I would imagine that you started to believe that the suppressed truth of the abuse of these few women was better than a whole world uncovering the insecure little boy that couldn’t seem to keep his hands to himself. Do you believe that now? I’ll bet you wish you could take that back. You were brilliant, but your math was wrong. I don’t believe you started out in defending the Faith with the intention of manipulation. But I’ll bet you started to believe you were God’s gift to the world. I would imagine that you started to believe you deserved it. If you were still here, I would love to know how it all happened so I could take notes and take guard. But since you’re not, I guess I’ll never know the truth. I guess all I’ll ever have is evidence and my own assumptions.
I mistook your ability to speak for wisdom and your knowledge for self-control. Later in life you always bragged about yourself and your schedule at the beginning of your messages, but I thought maybe that was normal. That should have been a sign. Hindsight is a funny thing.

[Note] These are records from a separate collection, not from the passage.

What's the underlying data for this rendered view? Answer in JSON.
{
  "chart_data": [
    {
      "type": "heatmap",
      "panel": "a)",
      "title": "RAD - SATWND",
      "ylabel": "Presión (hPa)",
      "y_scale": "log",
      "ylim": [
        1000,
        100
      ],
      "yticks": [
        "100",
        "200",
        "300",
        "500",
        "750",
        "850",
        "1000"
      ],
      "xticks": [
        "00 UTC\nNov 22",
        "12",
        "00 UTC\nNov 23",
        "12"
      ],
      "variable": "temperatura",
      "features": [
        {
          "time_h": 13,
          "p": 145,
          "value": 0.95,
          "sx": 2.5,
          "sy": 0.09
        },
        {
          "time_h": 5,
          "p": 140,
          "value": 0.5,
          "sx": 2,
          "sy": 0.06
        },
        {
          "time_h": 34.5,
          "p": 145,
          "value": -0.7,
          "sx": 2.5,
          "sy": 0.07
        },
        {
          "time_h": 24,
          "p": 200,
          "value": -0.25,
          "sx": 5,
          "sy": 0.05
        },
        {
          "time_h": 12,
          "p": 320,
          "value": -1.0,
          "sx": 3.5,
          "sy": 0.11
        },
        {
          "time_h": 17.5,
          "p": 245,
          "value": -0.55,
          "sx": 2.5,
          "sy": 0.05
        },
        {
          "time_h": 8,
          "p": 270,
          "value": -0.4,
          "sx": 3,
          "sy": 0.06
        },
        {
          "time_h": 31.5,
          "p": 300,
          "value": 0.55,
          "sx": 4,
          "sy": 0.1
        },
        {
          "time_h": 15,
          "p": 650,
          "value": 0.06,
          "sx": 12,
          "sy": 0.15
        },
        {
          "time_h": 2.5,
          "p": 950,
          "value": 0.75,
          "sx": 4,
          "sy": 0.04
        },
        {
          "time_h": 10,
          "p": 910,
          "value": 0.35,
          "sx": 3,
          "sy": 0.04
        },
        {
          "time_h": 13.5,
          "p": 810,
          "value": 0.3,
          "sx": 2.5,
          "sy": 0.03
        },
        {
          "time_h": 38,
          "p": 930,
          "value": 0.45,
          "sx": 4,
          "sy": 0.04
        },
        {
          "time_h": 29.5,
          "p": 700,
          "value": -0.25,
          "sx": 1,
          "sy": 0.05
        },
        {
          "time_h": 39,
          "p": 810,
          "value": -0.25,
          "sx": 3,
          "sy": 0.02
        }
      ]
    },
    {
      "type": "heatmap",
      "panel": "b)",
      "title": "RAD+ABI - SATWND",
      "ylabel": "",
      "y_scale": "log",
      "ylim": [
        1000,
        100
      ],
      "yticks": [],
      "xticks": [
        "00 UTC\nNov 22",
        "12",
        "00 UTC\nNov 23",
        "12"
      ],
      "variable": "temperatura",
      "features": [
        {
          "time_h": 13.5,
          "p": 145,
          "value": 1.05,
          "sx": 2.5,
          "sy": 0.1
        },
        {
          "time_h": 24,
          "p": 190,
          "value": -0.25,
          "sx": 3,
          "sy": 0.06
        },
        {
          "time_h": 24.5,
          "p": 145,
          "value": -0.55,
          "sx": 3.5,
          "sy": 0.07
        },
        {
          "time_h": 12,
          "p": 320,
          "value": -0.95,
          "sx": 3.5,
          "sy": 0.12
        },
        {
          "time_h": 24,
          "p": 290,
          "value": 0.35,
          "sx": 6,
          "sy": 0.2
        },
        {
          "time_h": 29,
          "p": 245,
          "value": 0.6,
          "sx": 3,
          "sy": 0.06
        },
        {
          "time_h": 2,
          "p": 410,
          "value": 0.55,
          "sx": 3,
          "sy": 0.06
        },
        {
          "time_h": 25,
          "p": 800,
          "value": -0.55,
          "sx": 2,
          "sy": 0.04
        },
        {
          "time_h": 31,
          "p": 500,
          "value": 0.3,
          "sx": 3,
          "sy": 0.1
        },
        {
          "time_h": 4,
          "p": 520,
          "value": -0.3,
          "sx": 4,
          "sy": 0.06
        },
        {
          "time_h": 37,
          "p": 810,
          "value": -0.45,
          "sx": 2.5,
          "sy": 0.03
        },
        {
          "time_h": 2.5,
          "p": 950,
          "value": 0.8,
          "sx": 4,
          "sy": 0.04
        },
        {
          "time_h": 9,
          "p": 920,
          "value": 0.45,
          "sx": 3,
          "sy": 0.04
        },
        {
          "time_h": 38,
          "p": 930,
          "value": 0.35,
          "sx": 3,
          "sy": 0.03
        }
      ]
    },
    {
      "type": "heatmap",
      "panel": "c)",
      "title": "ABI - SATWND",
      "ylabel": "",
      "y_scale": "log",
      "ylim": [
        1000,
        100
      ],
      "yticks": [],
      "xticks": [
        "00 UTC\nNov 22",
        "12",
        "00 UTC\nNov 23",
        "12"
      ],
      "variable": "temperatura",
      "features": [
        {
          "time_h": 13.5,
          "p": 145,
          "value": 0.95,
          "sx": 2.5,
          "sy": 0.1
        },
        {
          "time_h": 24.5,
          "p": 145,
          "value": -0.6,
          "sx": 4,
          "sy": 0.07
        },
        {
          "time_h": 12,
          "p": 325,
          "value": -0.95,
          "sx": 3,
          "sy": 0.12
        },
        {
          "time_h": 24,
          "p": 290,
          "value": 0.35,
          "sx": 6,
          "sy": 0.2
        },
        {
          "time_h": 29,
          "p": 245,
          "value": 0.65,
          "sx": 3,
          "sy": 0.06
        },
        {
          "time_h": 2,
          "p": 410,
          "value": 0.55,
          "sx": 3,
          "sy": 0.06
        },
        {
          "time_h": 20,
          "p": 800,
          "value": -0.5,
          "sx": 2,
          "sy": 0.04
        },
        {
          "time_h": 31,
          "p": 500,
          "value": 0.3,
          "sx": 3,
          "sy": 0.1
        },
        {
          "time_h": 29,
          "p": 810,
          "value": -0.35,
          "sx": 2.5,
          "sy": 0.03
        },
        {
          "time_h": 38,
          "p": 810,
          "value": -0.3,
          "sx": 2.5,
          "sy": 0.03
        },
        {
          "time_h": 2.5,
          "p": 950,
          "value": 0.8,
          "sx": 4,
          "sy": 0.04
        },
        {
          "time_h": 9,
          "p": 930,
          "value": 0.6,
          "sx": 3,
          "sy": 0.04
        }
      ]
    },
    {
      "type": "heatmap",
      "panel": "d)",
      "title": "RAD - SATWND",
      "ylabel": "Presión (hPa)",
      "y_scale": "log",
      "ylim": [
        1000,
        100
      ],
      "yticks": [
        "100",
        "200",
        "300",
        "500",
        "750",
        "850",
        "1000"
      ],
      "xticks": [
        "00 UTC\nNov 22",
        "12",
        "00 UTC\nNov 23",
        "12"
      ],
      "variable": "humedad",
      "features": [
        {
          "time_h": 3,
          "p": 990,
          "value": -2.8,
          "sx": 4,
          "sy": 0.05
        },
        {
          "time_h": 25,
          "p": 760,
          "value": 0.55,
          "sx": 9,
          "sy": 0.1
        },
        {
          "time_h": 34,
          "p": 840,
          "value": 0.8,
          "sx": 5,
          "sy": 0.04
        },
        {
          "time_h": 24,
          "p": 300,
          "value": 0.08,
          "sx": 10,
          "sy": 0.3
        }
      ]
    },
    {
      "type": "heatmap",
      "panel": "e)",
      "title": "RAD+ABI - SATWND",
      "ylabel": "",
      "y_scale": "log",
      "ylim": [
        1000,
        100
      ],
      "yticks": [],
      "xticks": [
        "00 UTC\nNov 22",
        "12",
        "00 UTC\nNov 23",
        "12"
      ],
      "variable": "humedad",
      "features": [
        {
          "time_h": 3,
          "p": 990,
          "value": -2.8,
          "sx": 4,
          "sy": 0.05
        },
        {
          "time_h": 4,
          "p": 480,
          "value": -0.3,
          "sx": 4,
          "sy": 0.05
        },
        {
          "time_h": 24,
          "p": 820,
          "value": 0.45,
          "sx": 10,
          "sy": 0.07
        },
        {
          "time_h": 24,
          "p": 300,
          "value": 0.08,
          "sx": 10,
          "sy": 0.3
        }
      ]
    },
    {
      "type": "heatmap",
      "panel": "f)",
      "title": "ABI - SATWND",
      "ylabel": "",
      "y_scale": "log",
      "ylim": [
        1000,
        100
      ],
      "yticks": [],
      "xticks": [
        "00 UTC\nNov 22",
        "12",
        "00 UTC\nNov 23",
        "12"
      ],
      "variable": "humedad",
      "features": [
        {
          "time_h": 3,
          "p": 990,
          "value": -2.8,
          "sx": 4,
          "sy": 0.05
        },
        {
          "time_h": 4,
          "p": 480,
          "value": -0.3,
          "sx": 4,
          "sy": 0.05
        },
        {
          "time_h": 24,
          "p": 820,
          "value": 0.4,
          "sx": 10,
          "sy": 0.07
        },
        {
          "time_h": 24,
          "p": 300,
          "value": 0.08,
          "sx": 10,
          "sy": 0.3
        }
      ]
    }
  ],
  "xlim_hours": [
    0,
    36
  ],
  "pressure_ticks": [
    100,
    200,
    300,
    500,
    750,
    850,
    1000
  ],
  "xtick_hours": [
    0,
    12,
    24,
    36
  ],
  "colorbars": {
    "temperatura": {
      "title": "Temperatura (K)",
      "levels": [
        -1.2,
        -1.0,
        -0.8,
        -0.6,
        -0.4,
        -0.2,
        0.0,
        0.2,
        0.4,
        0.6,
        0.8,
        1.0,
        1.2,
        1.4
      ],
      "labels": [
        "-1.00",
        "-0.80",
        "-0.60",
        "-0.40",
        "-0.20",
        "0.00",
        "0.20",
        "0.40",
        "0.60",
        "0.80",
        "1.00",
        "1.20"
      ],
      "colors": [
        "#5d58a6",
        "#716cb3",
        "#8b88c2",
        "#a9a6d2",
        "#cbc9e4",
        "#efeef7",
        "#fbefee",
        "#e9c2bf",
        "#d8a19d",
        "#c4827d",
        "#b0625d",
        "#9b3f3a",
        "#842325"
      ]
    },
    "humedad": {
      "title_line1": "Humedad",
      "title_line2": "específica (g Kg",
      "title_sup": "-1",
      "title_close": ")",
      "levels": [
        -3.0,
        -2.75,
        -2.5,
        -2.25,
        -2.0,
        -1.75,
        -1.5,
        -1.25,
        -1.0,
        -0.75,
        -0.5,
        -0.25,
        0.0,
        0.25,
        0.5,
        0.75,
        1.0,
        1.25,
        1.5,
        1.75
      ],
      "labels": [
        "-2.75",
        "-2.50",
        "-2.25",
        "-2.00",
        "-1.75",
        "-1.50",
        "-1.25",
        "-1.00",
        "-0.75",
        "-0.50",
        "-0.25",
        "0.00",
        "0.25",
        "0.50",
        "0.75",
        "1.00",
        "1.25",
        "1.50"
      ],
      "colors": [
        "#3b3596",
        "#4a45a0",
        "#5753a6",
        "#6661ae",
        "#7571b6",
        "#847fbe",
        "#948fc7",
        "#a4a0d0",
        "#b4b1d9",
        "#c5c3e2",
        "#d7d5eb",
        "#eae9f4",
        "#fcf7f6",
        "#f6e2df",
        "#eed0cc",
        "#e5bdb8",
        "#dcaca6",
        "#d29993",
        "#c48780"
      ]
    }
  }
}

The good news is, you taught us. You taught us what not to do. You gave us another example of the need to put the right boundaries in place. You gave us one more reason to rely more on our time alone with God than our time in flow-state on a stage. You taught us not to believe the pedestal that everyone else puts us on. You taught us that the skills to speak and persuade don’t assume integrity and that a busy schedule doesn’t always line up with service to God. You taught us that hidden truth does far more damage than uncomfortable honesty ever can. And through all the lies, you gifted us with the truth that our own brilliance will never be enough.
I don’t think you were a monster. I think you were scared. I don’t think you were evil. I think you were fooled. I don’t think this was your plan all along. I think you let yourself get blinded and you tragically fell into the plans of another. I think you believed what you told us from the stages, which is why I think you must have been so broken on the inside. I’ll bet the truth coming out would have hurt less than the truth that never did.
I hope the people who loved you can see that what you did doesn’t represent who God is. I hope they don’t think they have to fall in to the same trap that you did. I hope they lean in, not out. I hope your wife and your children can rest well and find some peace — I hope they didn’t know. I hope the ones who were hurt by what you did don’t mistake your actions for God’s character. I hope the people that loved you can still love you. I hope one day to see you again.
Thank you for the work you did. Thank you for the lessons you taught. I’m sorry that it didn’t work out the way you thought it would when you were younger. I’m sorry for what you became in the end. Ravi, I didn’t know you, but now my question is, did anyone?
You were brilliant. I wish you wouldn’t have been so stupid.